The Steve Oronsaye Report is a hot-button document that every president since the past 12 years had wished but failed to implement. The political will has been spectacularly lacking. This prompts the question: how far is President Bola Tinubu willing to go in confronting it?
Over a decade ago when our national debt stock was low and the federal budget was chiefly shared between the recurrent and capital votes, the former, as of 2011, took 74 per cent leaving a miserly 36 per cent for capital spending. This year, the situation is a bit different because debt service now takes up to 46 per cent, leaving the rest to capital and recurrent.

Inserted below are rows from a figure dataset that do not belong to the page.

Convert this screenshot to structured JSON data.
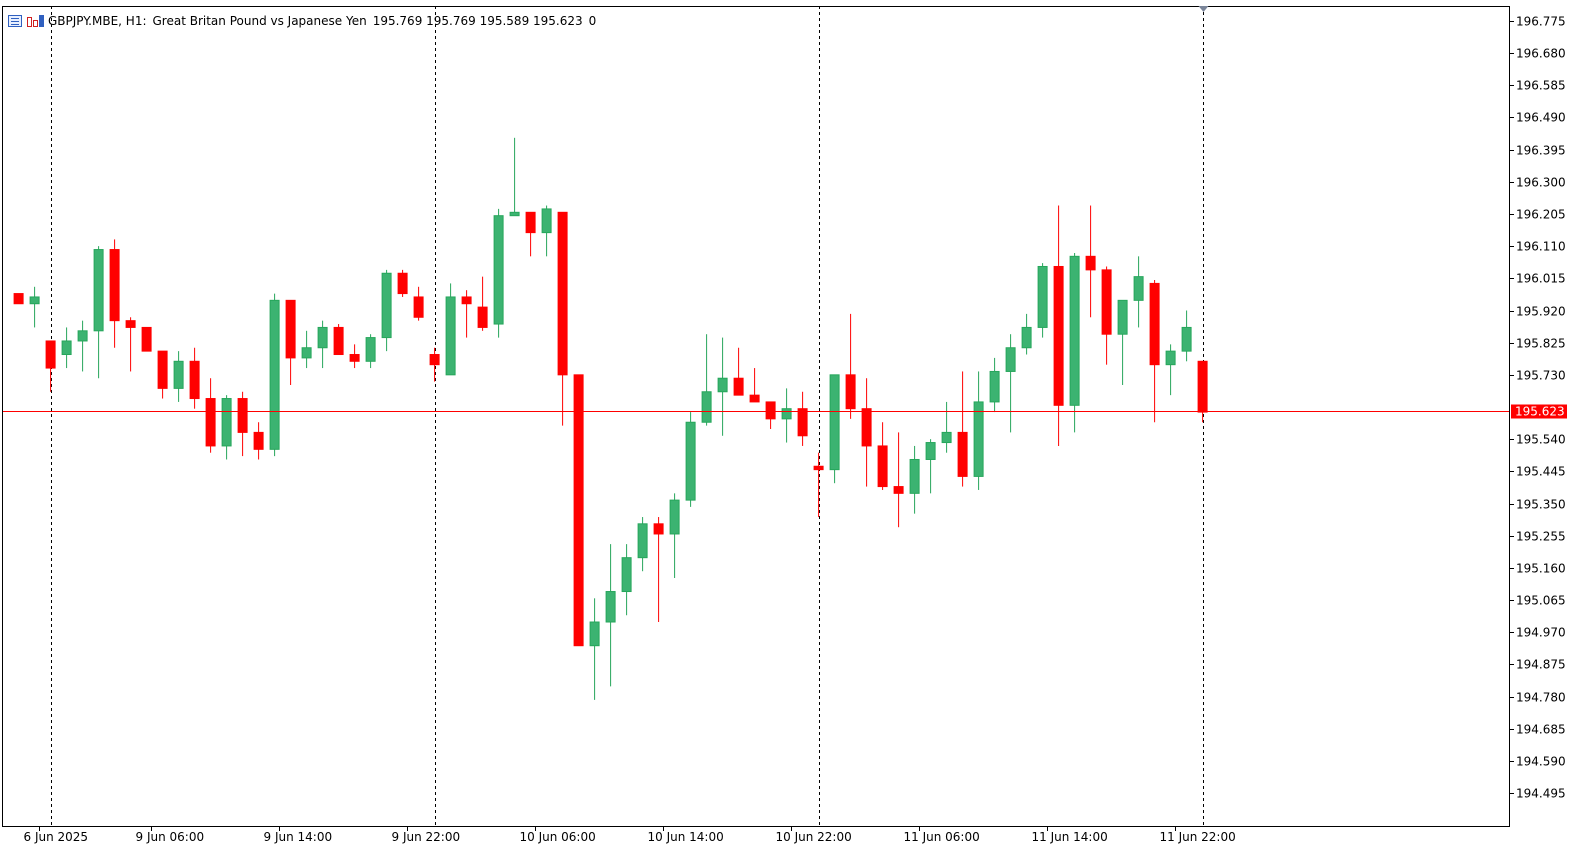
{
  "header": {
    "symbol": "GBPJPY.MBE, H1:",
    "description": "Great Britan Pound vs Japanese Yen",
    "ohlc": "195.769 195.769 195.589 195.623",
    "volume": "0"
  },
  "icons": [
    "list-icon",
    "chart-bars-icon"
  ],
  "colors": {
    "bull": "#26a65b",
    "bull_fill": "#3cb371",
    "bear": "#ff0000",
    "price_line": "#ff0000",
    "axis": "#000000",
    "separator": "#000000"
  },
  "chart_data": {
    "type": "candlestick",
    "timeframe": "H1",
    "ylim": [
      194.4,
      196.81
    ],
    "y_ticks": [
      "196.775",
      "196.680",
      "196.585",
      "196.490",
      "196.395",
      "196.300",
      "196.205",
      "196.110",
      "196.015",
      "195.920",
      "195.825",
      "195.730",
      "195.540",
      "195.445",
      "195.350",
      "195.255",
      "195.160",
      "195.065",
      "194.970",
      "194.875",
      "194.780",
      "194.685",
      "194.590",
      "194.495"
    ],
    "x_labels": [
      "6 Jun 2025",
      "9 Jun 06:00",
      "9 Jun 14:00",
      "9 Jun 22:00",
      "10 Jun 06:00",
      "10 Jun 14:00",
      "10 Jun 22:00",
      "11 Jun 06:00",
      "11 Jun 14:00",
      "11 Jun 22:00"
    ],
    "x_label_index": [
      1.3,
      8.3,
      16.3,
      24.3,
      32.3,
      40.3,
      48.3,
      56.3,
      64.3,
      72.3
    ],
    "day_separators_index": [
      2,
      26,
      50,
      74
    ],
    "current_price": "195.623",
    "current_price_value": 195.623,
    "candles": [
      [
        195.97,
        195.97,
        195.94,
        195.94
      ],
      [
        195.94,
        195.99,
        195.87,
        195.96
      ],
      [
        195.83,
        195.83,
        195.68,
        195.75
      ],
      [
        195.79,
        195.87,
        195.75,
        195.83
      ],
      [
        195.83,
        195.89,
        195.74,
        195.86
      ],
      [
        195.86,
        196.11,
        195.72,
        196.1
      ],
      [
        196.1,
        196.13,
        195.81,
        195.89
      ],
      [
        195.89,
        195.9,
        195.74,
        195.87
      ],
      [
        195.87,
        195.87,
        195.8,
        195.8
      ],
      [
        195.8,
        195.8,
        195.66,
        195.69
      ],
      [
        195.69,
        195.8,
        195.65,
        195.77
      ],
      [
        195.77,
        195.81,
        195.63,
        195.66
      ],
      [
        195.66,
        195.72,
        195.5,
        195.52
      ],
      [
        195.52,
        195.67,
        195.48,
        195.66
      ],
      [
        195.66,
        195.68,
        195.49,
        195.56
      ],
      [
        195.56,
        195.59,
        195.48,
        195.51
      ],
      [
        195.51,
        195.97,
        195.49,
        195.95
      ],
      [
        195.95,
        195.95,
        195.7,
        195.78
      ],
      [
        195.78,
        195.86,
        195.75,
        195.81
      ],
      [
        195.81,
        195.89,
        195.75,
        195.87
      ],
      [
        195.87,
        195.88,
        195.79,
        195.79
      ],
      [
        195.79,
        195.82,
        195.75,
        195.77
      ],
      [
        195.77,
        195.85,
        195.75,
        195.84
      ],
      [
        195.84,
        196.04,
        195.8,
        196.03
      ],
      [
        196.03,
        196.04,
        195.96,
        195.97
      ],
      [
        195.96,
        195.99,
        195.89,
        195.9
      ],
      [
        195.79,
        195.81,
        195.71,
        195.76
      ],
      [
        195.73,
        196.0,
        195.73,
        195.96
      ],
      [
        195.96,
        195.98,
        195.84,
        195.94
      ],
      [
        195.93,
        196.02,
        195.86,
        195.87
      ],
      [
        195.88,
        196.22,
        195.84,
        196.2
      ],
      [
        196.2,
        196.43,
        196.2,
        196.21
      ],
      [
        196.21,
        196.21,
        196.08,
        196.15
      ],
      [
        196.15,
        196.23,
        196.08,
        196.22
      ],
      [
        196.21,
        196.21,
        195.58,
        195.73
      ],
      [
        195.73,
        195.73,
        194.93,
        194.93
      ],
      [
        194.93,
        195.07,
        194.77,
        195.0
      ],
      [
        195.0,
        195.23,
        194.81,
        195.09
      ],
      [
        195.09,
        195.23,
        195.02,
        195.19
      ],
      [
        195.19,
        195.31,
        195.15,
        195.29
      ],
      [
        195.29,
        195.31,
        195.0,
        195.26
      ],
      [
        195.26,
        195.38,
        195.13,
        195.36
      ],
      [
        195.36,
        195.62,
        195.34,
        195.59
      ],
      [
        195.59,
        195.85,
        195.58,
        195.68
      ],
      [
        195.68,
        195.84,
        195.55,
        195.72
      ],
      [
        195.72,
        195.81,
        195.67,
        195.67
      ],
      [
        195.67,
        195.75,
        195.65,
        195.65
      ],
      [
        195.65,
        195.65,
        195.57,
        195.6
      ],
      [
        195.6,
        195.69,
        195.53,
        195.63
      ],
      [
        195.63,
        195.68,
        195.52,
        195.55
      ],
      [
        195.46,
        195.5,
        195.31,
        195.45
      ],
      [
        195.45,
        195.73,
        195.41,
        195.73
      ],
      [
        195.73,
        195.91,
        195.6,
        195.63
      ],
      [
        195.63,
        195.72,
        195.4,
        195.52
      ],
      [
        195.52,
        195.59,
        195.39,
        195.4
      ],
      [
        195.4,
        195.56,
        195.28,
        195.38
      ],
      [
        195.38,
        195.52,
        195.32,
        195.48
      ],
      [
        195.48,
        195.54,
        195.38,
        195.53
      ],
      [
        195.53,
        195.65,
        195.5,
        195.56
      ],
      [
        195.56,
        195.74,
        195.4,
        195.43
      ],
      [
        195.43,
        195.74,
        195.39,
        195.65
      ],
      [
        195.65,
        195.78,
        195.62,
        195.74
      ],
      [
        195.74,
        195.85,
        195.56,
        195.81
      ],
      [
        195.81,
        195.91,
        195.79,
        195.87
      ],
      [
        195.87,
        196.06,
        195.84,
        196.05
      ],
      [
        196.05,
        196.23,
        195.52,
        195.64
      ],
      [
        195.64,
        196.09,
        195.56,
        196.08
      ],
      [
        196.08,
        196.23,
        195.9,
        196.04
      ],
      [
        196.04,
        196.05,
        195.76,
        195.85
      ],
      [
        195.85,
        195.95,
        195.7,
        195.95
      ],
      [
        195.95,
        196.08,
        195.87,
        196.02
      ],
      [
        196.0,
        196.01,
        195.59,
        195.76
      ],
      [
        195.76,
        195.82,
        195.67,
        195.8
      ],
      [
        195.8,
        195.92,
        195.77,
        195.87
      ],
      [
        195.77,
        195.77,
        195.59,
        195.62
      ]
    ]
  }
}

Former President Goodluck Jonathan responded to the clamour to pare the size of the Federal Government bureaucracy and reduce the ratio of recurrent expenditure in our annual budgets. He set up the Presidential Committee on the Rationalisation and Restructuring of Federal Government Parastatals, Commissions and Agencies with the Head of the Civil Service of the Federation, Dr Stephen Osagiede Oronsaye as the Chairman.
The Committee submitted its 800-page report after eight months and recommended a drastic slashing of the size of the Federal Ministries, Departments and Agencies, MDAs. The Committee suggested that 263 agencies should be slashed to 161. They also called for the scrapping of 38 bodies, merging of 52 and other measures. An infuriated Permanent Secretary from the North was reported to have confronted Oronsaye in his office, accusing him of nursing a hidden agenda.

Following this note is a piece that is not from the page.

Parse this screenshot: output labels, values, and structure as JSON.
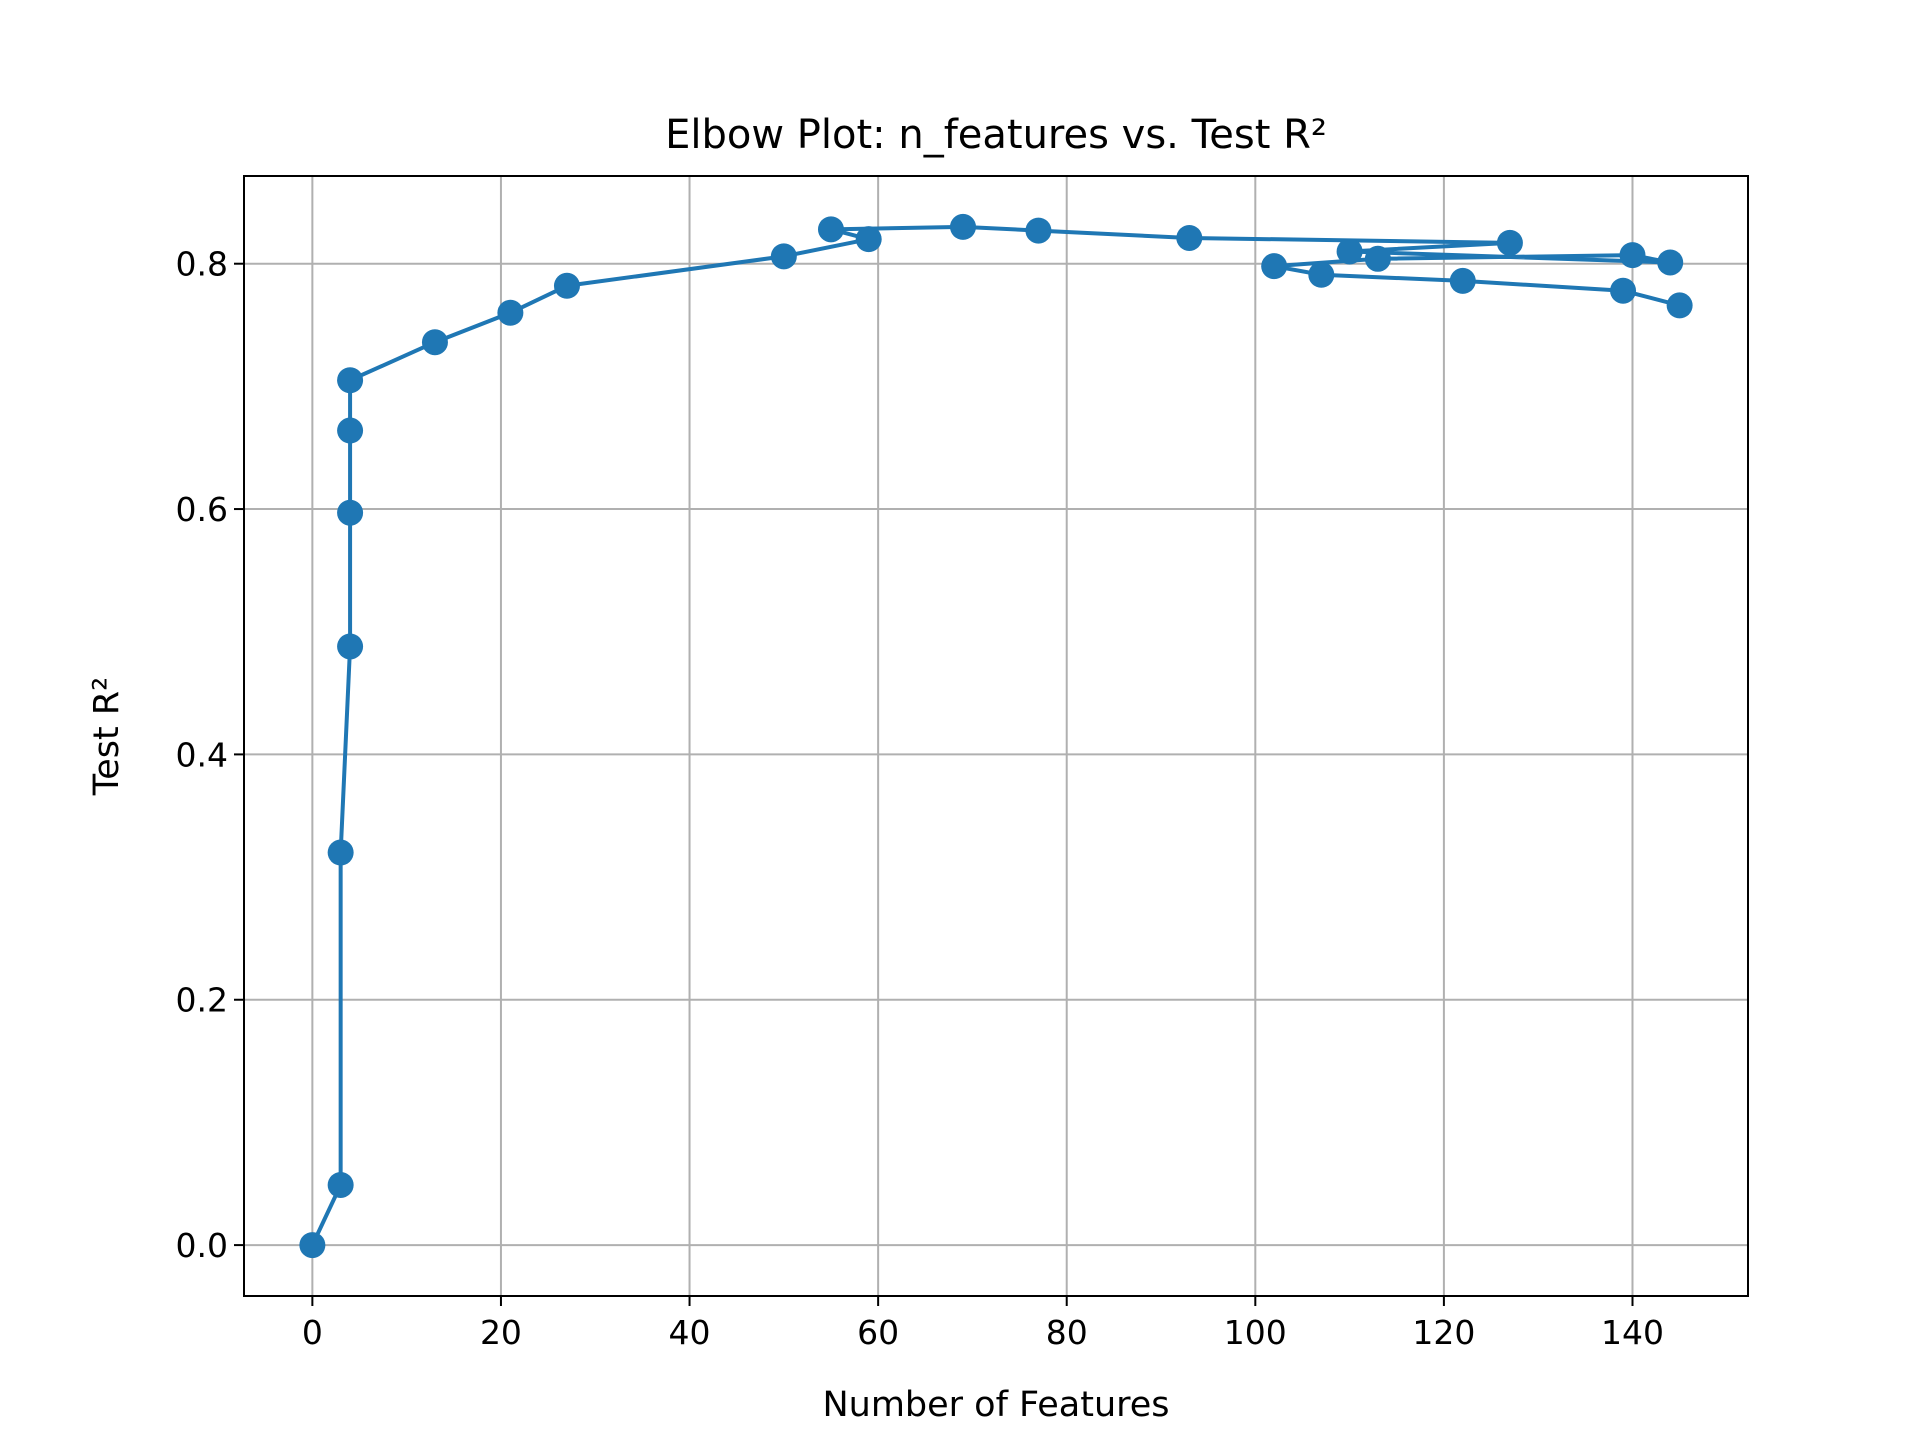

Though President Jonathan appeared in a hurry to procure a white paper on the panel’s report, he failed to implement it. Former President Muhammadu Buhari raised a panel to review Jonathan’s white paper, but also failed to act. Already, Tinubu has appointed his own group of experts to re-examine Buhari’s white paper and proffer recommendations to help reduce the cost of governance.
Many critics are sceptical. The urgent need to reduce the size of government expenditure was largely ignored by Tinubu, who raised the size of his cabinet to 48, the highest in our history, at the worst juncture of our economic woes.
To successfully implement the Oronsaye Report, President Tinubu must overcome overwhelming political and Labour pressures. The Federal Bureaucracy was a strong component of regional dominance under the military era. Our federal lawmakers who make the creation of new government agencies part of strategies to implement every bill they sponsor have worsened the proliferation.
Implementation of the Oronsaye Report must be a strategic component of a grand agenda to reduce the size of the Federal Government while transferring more powers to the federating units. It must be part of a conscious agenda towards true federalism.
We hope Tinubu will succeed where his predecessors failed in sanitising our federal bureaucracy.